Modelling of Lithuanian Speech Diphthongs
Volume 22, Issue 3 (2011), pp. 411–434
Pub. online: 1 January 2011
Type: Research Article
Received
1 January 2011
1 January 2011
Accepted
1 May 2011
1 May 2011
Published
1 January 2011
1 January 2011
Abstract
The goal of the paper is to get a method of Lithuanian speech diphthong modelling. We use a formant-based synthesizer for this modelling. The second order quasipolynomial has been chosen as the formant model in time domain. A general diphthong model is a multi-input and single-output (MISO) system, that consists of two parts where the first part corresponds to the first vowel of the diphthong and the second one – to the other vowel. The system is excited by semi-periodic impulses with a smooth transition from one vowel to the other. We derived the parametric input-output equations in the case of quasipolynomial formants, defined a new notion of the convoluted basic signal matrix, derived parametric minimization functional formulas for the convoluted output data.
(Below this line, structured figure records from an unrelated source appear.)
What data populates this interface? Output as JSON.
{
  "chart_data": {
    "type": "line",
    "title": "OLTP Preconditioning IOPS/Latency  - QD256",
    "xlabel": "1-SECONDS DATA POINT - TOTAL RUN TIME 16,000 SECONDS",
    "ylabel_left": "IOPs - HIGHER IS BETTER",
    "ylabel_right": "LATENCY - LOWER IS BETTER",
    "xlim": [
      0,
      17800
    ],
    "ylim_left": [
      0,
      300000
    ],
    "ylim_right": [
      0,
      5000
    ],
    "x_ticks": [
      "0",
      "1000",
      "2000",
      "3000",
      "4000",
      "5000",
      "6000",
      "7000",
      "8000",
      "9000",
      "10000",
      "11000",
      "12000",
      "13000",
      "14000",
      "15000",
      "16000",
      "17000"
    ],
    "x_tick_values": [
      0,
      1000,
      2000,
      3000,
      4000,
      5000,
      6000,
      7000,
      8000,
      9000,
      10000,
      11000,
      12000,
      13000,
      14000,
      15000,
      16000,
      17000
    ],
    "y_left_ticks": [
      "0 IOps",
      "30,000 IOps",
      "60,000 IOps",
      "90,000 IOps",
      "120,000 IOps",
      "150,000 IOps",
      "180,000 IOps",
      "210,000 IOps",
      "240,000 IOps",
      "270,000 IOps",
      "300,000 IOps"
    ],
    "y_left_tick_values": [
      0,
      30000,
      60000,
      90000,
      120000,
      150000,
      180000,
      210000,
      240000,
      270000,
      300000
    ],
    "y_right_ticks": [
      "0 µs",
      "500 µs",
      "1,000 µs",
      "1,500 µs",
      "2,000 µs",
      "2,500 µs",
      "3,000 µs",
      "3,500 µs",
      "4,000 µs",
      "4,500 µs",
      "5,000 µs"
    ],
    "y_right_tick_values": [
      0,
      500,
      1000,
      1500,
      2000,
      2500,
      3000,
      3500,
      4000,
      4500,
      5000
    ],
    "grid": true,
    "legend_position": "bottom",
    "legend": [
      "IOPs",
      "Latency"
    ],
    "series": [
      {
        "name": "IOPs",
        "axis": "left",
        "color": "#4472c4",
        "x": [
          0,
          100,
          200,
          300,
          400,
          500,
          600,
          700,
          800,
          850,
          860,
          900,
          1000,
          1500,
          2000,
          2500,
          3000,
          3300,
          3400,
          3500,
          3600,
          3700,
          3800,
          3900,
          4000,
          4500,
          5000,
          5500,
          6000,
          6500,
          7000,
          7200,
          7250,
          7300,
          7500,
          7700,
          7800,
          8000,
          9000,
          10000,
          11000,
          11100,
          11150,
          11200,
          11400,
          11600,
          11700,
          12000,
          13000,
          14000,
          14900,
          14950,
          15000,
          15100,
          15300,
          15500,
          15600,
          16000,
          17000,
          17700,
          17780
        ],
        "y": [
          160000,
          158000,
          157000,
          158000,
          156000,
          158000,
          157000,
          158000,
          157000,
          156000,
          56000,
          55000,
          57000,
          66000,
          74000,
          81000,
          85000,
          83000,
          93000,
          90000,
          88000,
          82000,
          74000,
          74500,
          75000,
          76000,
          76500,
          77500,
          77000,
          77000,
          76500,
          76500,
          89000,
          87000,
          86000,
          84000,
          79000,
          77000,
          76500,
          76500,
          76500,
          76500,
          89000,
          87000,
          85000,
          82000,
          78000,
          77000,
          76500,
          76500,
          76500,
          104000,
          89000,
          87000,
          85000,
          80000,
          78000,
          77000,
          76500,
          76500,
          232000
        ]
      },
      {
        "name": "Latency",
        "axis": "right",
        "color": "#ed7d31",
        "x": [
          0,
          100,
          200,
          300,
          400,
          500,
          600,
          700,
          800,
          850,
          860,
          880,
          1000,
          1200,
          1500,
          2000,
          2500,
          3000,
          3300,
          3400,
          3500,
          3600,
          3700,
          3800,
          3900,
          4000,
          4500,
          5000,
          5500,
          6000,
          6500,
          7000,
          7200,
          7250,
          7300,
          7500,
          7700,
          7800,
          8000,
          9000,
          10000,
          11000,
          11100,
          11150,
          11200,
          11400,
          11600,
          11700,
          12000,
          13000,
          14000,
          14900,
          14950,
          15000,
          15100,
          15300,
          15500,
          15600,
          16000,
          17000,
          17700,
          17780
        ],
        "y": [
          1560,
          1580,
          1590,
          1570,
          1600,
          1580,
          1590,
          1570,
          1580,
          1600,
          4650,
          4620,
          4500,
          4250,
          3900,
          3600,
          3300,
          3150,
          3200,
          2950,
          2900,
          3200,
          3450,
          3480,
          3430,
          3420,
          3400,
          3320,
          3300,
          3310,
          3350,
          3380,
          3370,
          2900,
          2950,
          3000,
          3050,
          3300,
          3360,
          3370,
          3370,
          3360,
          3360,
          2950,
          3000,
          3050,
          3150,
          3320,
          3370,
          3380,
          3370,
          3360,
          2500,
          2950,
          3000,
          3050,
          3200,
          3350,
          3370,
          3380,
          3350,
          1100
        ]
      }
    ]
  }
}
The new formant parameter estimation algorithm for convoluted data, based on Levenberg–Marquardt approach, has been derived and its stepwise form presented. Lithuanian diphthong /ai/ was selected as an example. This diphthong was recorded with the following parameters: PCM 48 kHz, 16 bit, stereo. Two characteristic pitches of the vowels /a/ and /i/ have been chosen. Equidistant samples of these pitches have been used for estimating parameters of MISO formant models of the vowels. Transition from the vowel /a/ to the vowel /i/ was achieved by changing excitation impulse amplitudes by the arctangent law. The method was audio tested, and the Fourier transforms of the real data and output of the MISO model have been compared. It was impossible to distinguish between the real and simulated diphthongs. The magnitude and phase responses only have shown small differences.